Overhead demolition won't close Lancaster
Removal of the old elevated section of Interstate 30 through downtown Fort Worth begins Monday, but the public is invited to a ceremonial send-off Friday morning.
By PAUL BOURGEOIS
Star-Telegram Staff Writer
FORT WORTH - Motorists will encounter some disruptions for eight to 10 weeks as the old Interstate 30 overhead freeway is torn down, but the plan is to keep traffic flowing along Lancaster Avenue.
Demolition of the 40-year-old overhead - from Jones to Henderson streets - is scheduled to begin Monday.
The city plans an hourlong ceremonial send-off for the old freeway at 9 a.m. Friday.
The event isn't as much a celebration of the end of what locals call the overhead as it is the kickoff of the redevelopment of a section of West Lancaster Avenue into a grand, tree-lined, people-friendly boulevard with shops, restaurants and apartments.
The public is invited to the festivities outside the Texas & Pacific Station, which will become a terminal this fall for the Trinity Railway Express, a commuter rail linking Fort Worth and Dallas.
The celebration will include the unveiling of the city's plans for the new Lancaster Avenue.

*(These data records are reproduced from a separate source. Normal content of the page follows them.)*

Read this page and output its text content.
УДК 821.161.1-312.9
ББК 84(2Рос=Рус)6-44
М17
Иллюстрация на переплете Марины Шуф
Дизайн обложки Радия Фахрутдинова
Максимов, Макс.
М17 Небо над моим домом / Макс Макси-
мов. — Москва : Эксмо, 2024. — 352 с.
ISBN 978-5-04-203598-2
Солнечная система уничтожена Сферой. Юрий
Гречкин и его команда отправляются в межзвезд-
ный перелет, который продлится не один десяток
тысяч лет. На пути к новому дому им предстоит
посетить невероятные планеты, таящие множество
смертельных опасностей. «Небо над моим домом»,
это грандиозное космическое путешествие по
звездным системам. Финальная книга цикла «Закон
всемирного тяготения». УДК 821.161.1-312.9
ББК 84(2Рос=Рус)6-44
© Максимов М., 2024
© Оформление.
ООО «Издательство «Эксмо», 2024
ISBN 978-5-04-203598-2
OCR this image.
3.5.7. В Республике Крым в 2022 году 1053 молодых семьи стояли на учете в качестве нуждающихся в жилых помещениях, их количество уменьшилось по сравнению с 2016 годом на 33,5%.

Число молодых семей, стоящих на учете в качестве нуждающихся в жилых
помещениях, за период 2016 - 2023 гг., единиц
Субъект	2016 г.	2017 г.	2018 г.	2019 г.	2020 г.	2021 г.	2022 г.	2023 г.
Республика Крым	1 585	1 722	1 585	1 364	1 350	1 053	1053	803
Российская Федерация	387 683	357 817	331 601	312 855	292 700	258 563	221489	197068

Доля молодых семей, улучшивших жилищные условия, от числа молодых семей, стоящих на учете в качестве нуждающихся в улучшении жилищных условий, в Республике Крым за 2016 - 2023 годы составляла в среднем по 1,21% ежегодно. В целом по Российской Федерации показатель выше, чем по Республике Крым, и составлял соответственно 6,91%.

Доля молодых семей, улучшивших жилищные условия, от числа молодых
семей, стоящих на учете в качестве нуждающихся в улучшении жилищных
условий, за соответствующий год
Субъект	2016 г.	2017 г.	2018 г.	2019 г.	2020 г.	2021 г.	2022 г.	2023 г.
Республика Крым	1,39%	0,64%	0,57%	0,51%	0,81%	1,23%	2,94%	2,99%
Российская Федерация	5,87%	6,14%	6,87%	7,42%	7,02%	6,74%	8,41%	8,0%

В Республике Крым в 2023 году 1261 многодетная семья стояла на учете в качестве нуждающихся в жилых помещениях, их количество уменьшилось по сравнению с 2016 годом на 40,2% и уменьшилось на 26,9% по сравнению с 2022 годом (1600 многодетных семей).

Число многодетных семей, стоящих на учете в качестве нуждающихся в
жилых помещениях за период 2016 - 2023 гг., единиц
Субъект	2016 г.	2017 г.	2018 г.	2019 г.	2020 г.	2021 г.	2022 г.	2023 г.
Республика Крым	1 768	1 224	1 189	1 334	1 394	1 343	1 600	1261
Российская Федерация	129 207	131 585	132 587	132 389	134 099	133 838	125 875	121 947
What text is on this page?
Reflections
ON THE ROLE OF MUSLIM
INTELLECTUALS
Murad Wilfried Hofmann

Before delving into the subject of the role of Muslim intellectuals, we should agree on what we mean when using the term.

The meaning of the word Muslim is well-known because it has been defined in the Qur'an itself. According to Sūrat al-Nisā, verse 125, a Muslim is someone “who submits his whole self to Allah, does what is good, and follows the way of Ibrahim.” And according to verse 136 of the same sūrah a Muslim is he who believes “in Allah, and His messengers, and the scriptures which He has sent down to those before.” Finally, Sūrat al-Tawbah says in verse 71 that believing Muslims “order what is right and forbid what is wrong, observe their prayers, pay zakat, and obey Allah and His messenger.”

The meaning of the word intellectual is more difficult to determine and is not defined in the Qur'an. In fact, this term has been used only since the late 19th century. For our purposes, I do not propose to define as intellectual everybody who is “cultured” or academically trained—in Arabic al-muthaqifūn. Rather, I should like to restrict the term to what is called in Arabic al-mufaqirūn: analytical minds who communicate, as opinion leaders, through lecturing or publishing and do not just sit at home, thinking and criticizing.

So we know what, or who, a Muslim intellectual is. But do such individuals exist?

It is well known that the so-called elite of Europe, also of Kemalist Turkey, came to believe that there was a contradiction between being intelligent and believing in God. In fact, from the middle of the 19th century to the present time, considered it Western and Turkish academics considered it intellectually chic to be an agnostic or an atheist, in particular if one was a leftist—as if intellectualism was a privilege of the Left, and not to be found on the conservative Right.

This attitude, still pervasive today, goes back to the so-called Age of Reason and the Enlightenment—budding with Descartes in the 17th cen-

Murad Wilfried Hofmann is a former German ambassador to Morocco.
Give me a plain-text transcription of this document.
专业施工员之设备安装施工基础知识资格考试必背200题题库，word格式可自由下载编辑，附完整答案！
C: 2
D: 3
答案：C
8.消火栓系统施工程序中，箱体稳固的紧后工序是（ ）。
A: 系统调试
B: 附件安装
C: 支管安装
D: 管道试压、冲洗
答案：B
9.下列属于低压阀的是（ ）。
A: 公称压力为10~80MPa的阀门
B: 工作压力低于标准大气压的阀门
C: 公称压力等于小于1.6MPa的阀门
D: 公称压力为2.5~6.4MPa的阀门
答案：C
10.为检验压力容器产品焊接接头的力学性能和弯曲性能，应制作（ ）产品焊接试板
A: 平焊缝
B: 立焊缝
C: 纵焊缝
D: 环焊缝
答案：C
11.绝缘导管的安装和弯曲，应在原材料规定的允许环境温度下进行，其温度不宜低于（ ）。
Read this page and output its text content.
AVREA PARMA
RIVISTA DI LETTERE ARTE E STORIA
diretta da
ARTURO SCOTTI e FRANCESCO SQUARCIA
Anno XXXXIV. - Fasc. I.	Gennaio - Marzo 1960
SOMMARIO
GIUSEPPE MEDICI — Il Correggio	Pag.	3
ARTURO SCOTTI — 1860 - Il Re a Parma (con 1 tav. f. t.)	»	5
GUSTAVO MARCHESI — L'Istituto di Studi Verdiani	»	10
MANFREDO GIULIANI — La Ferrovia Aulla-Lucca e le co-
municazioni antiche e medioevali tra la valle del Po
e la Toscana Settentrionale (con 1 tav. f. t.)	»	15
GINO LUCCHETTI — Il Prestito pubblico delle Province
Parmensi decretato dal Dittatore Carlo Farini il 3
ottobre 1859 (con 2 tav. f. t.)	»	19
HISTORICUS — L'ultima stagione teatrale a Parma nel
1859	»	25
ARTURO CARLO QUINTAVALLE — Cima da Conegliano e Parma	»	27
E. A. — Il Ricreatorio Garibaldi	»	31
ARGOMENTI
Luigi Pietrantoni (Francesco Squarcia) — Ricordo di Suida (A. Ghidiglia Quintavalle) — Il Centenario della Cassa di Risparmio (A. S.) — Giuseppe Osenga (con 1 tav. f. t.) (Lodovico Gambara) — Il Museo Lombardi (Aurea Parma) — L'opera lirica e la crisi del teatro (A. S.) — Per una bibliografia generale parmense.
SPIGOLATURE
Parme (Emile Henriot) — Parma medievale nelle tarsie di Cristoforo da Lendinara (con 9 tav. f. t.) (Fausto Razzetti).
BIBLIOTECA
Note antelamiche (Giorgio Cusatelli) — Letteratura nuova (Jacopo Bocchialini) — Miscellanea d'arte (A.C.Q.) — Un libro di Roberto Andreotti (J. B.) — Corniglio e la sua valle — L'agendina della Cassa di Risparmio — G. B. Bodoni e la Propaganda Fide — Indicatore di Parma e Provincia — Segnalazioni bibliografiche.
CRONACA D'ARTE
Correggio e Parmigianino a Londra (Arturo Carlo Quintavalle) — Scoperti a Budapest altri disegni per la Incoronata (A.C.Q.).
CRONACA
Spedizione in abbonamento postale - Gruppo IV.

There will be speeches, music, food, entertainment, fireworks and an F-16 flyover; part of a 40-foot section of the freeway will be demolished.
Public parking will be available in the Frank Kent parking lot east of the T&P Building and at the Tarrant County Convention Center garage.
The speakers will include Steve Simmons, district engineer for the state Transportation Department; Mayor Kenneth Barr; John Johnson, commissioner of the Transportation Department; Rep. Kay Granger; Bob and Anne Bass; and Ruth Carter Stevenson.
The transformation of Lancaster is scheduled to cost about $14 million in city, state and federal money.
Plans call for keeping at least one, and possibly two, of the eastbound and westbound lanes of Lancaster open at all times during the freeway demolition.
The overhead, which towers over the Lancaster median, will be dismantled rather than demolished, said John Terry, central design engineer in the Fort Worth office of the Texas Department of Transportation.
North/south streets under the freeway - such as Lamar, Taylor and Jennings streets - will be closed to vehicles only on weekends and during special events, Terry said.
Terry said there will be sporadic closures, but for the most part, connections to and from the new freeway will be maintained. That includes westbound Lancaster to westbound I-30 and eastbound I-30 to eastbound Lancaster.
Last month, the Transportation Department awarded a $15.3 million contract to Champagne-Webber of Houston to dismantle the overhead and to connect some of city's downtown streets to the new I-30.
Westbound lanes of Lancaster will eventually connect with the westbound interstate and will be a link for on-ramps at Macon and Presidio streets. From eastbound I-30, motorists will be able to take an off-ramp to downtown at Cherry Street or stay eastbound on Lancaster. Eastbound lanes of Lancaster will eventually connect with I-30 at the new Mixmaster.
Terry said the new connectors are expected to be ready 12 to 18 months after the overhead is removed.
City Planning Director Fernando Costa said Lancaster construction could begin in late 2002 and take about a year.
Costa said the almost $14 million cost includes $8.8 million in federal money, $2.2 million from the state Transportation Department and $2.7 million in city funds designated for the project, principally from a 1998 bond issue.